How Much Should a 6-Month-Old Baby Weigh?

Most 6-month-old boys weigh between 14 and 21 pounds (6.4 to 9.7 kg), while most girls weigh between 13 and 20 pounds (5.8 to 9.0 kg). These ranges cover the 5th to 95th percentiles on the WHO growth charts, which are the standard used in the United States for children under 2. A baby right in the middle of the chart, at the 50th percentile, weighs roughly 17.5 pounds for boys and 16 pounds for girls.

What the Average Really Means

Those numbers are useful as a ballpark, but your baby’s “right” weight depends heavily on what they weighed at birth. Healthy, full-term newborns typically double their birth weight by around 4 months and triple it by their first birthday. So a baby born at 6 pounds might weigh around 12 pounds at 4 months and be approaching 15 or 16 pounds by 6 months, while a baby born at 9 pounds could be well over 20 pounds at the same age. Both are perfectly normal.

What matters more than hitting a specific number is staying on a consistent growth curve. A baby tracking along the 25th percentile from birth is growing exactly as expected, even though they weigh less than most babies their age. Pediatricians look at the pattern over multiple visits, not a single weigh-in.

How Fast 6-Month-Olds Gain Weight

Weight gain slows significantly in the second half of infancy. In the first few months of life, babies gain about 1 ounce (28 grams) per day. By 4 months that drops to around 20 grams a day. By 6 months, many babies are gaining 10 grams or less per day, which works out to roughly 1 to 1.5 pounds per month. This slowdown is normal and coincides with babies becoming more active, rolling, sitting up, and burning more energy.

Parents sometimes worry when the numbers on the scale seem to plateau compared to those dramatic early months. But the shift from rapid to steady gain is a predictable part of development, not a sign that something is wrong.

Breastfed vs. Formula-Fed Babies

Feeding method affects weight gain patterns, especially after 3 months. Breastfed infants typically put on weight more slowly than formula-fed infants during the first year. Formula-fed babies tend to gain weight more quickly starting around 3 to 4 months, and this difference continues even after solid foods are introduced around 6 months.

This doesn’t mean breastfed babies are underfed. The WHO growth charts were developed using primarily breastfed infants as the reference population, so breastfed growth is considered the biological norm. If your pediatrician uses older CDC charts (designed for a mixed-feeding population), a healthy breastfed baby might appear to “drop off” their curve when they’re actually growing exactly as expected. It’s worth confirming which chart your provider uses.

Premature Babies and Adjusted Age

If your baby was born early, their weight at 6 calendar months won’t match the ranges above, and it isn’t supposed to. Doctors use “adjusted age” (also called corrected age) to account for prematurity. You calculate it by subtracting the number of weeks your baby was born early from their actual age. A baby born at 32 weeks, which is 8 weeks early, has an adjusted age of about 4 months when the calendar says 6 months. Their weight is then compared to growth charts for a 4-month-old, not a 6-month-old.

To illustrate: a girl born at 32 weeks weighing 1,420 grams (about 3 pounds) might weigh around 5.5 kg (12 pounds) at 7.5 calendar months, which corresponds to a corrected age of 5.5 months. Plotted against the WHO chart for her corrected age, she can be tracking normally even though she looks small compared to full-term peers. Most pediatricians continue using adjusted age for growth monitoring until a child is about 2 years old, when the gap typically closes.

When Weight Gain Is a Concern

Doctors watch for a pattern called failure to thrive, which means a baby isn’t gaining enough usable nutrition over time. The key indicator isn’t a single low number on the scale. It’s a downward trend, where a baby’s weight steadily falls away from the curve they’ve been following. A baby who has always been at the 15th percentile is different from a baby who was at the 50th percentile at 2 months and dropped to the 15th by 6 months.

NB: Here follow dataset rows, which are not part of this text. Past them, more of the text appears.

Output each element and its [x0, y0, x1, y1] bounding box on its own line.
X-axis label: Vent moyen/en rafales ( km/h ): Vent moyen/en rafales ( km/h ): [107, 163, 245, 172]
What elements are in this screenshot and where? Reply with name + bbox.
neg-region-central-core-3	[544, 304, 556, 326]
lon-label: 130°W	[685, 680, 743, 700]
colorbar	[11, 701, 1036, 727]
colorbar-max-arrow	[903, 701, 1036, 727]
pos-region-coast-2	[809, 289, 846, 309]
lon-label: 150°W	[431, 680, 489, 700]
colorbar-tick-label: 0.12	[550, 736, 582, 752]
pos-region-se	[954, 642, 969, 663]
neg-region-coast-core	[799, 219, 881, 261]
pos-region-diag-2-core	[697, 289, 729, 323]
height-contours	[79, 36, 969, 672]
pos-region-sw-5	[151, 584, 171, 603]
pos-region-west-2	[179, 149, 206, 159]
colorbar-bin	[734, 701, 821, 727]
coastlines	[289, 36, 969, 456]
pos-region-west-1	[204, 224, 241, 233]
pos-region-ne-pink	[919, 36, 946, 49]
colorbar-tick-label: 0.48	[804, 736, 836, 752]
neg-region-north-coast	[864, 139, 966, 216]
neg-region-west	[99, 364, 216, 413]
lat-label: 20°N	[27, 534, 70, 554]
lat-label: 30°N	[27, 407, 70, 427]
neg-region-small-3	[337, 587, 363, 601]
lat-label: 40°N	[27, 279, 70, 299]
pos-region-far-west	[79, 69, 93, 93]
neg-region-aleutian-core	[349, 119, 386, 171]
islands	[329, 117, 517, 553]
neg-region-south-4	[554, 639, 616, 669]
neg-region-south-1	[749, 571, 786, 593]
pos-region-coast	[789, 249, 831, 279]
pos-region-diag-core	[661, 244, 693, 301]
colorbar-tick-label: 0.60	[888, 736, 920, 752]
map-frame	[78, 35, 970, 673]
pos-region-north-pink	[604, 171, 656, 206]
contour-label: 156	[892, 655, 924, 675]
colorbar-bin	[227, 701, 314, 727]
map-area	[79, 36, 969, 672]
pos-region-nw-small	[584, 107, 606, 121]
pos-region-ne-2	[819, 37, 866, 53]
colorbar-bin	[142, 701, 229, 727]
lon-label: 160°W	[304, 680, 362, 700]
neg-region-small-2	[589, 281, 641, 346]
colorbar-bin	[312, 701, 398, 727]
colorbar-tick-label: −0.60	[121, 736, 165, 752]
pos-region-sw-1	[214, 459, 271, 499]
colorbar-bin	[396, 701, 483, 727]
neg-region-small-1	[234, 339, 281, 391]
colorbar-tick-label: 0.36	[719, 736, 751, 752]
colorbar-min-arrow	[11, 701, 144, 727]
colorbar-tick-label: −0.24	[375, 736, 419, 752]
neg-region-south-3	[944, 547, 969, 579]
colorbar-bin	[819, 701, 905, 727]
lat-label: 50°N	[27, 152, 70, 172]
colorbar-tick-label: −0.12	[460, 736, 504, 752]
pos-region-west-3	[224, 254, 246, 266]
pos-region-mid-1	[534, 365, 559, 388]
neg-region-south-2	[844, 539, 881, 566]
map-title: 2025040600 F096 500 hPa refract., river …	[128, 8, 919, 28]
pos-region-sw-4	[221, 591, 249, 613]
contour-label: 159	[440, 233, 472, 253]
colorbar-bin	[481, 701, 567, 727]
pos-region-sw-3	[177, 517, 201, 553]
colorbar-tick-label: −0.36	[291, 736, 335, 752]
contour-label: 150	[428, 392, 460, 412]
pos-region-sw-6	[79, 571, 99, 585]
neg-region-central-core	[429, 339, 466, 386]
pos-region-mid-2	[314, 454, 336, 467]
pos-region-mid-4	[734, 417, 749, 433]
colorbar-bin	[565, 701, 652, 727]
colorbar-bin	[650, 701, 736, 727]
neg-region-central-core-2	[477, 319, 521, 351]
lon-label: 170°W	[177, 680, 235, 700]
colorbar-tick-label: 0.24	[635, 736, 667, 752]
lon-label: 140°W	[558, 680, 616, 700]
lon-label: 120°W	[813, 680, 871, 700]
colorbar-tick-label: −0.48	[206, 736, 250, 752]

This is why consistent well-baby checkups matter. Diagnosing a growth problem requires valid weight measurements taken over several visits, not a one-time comparison. Signs that typically prompt further evaluation include crossing two or more major percentile lines downward, losing weight between visits, or not regaining birth weight by 2 weeks of age.

Practical Tips for Tracking Weight

Home scales aren’t reliable enough for tracking infant growth in small increments. The measurements at your pediatrician’s office, taken on a calibrated infant scale with the baby undressed, are the ones to trust. If you’re curious between appointments, that’s fine, but avoid comparing a clothed, post-meal home weigh-in to a stripped-down office measurement.

Keep in mind that day-to-day weight can fluctuate based on when your baby last ate, had a diaper change, or even how hydrated they are. A single weigh-in that seems high or low is rarely meaningful. The trend line across weeks and months tells the real story. If your baby is feeding well, meeting developmental milestones like sitting with support and reaching for objects, producing plenty of wet diapers, and seems alert and content, their weight is very likely right where it should be for them.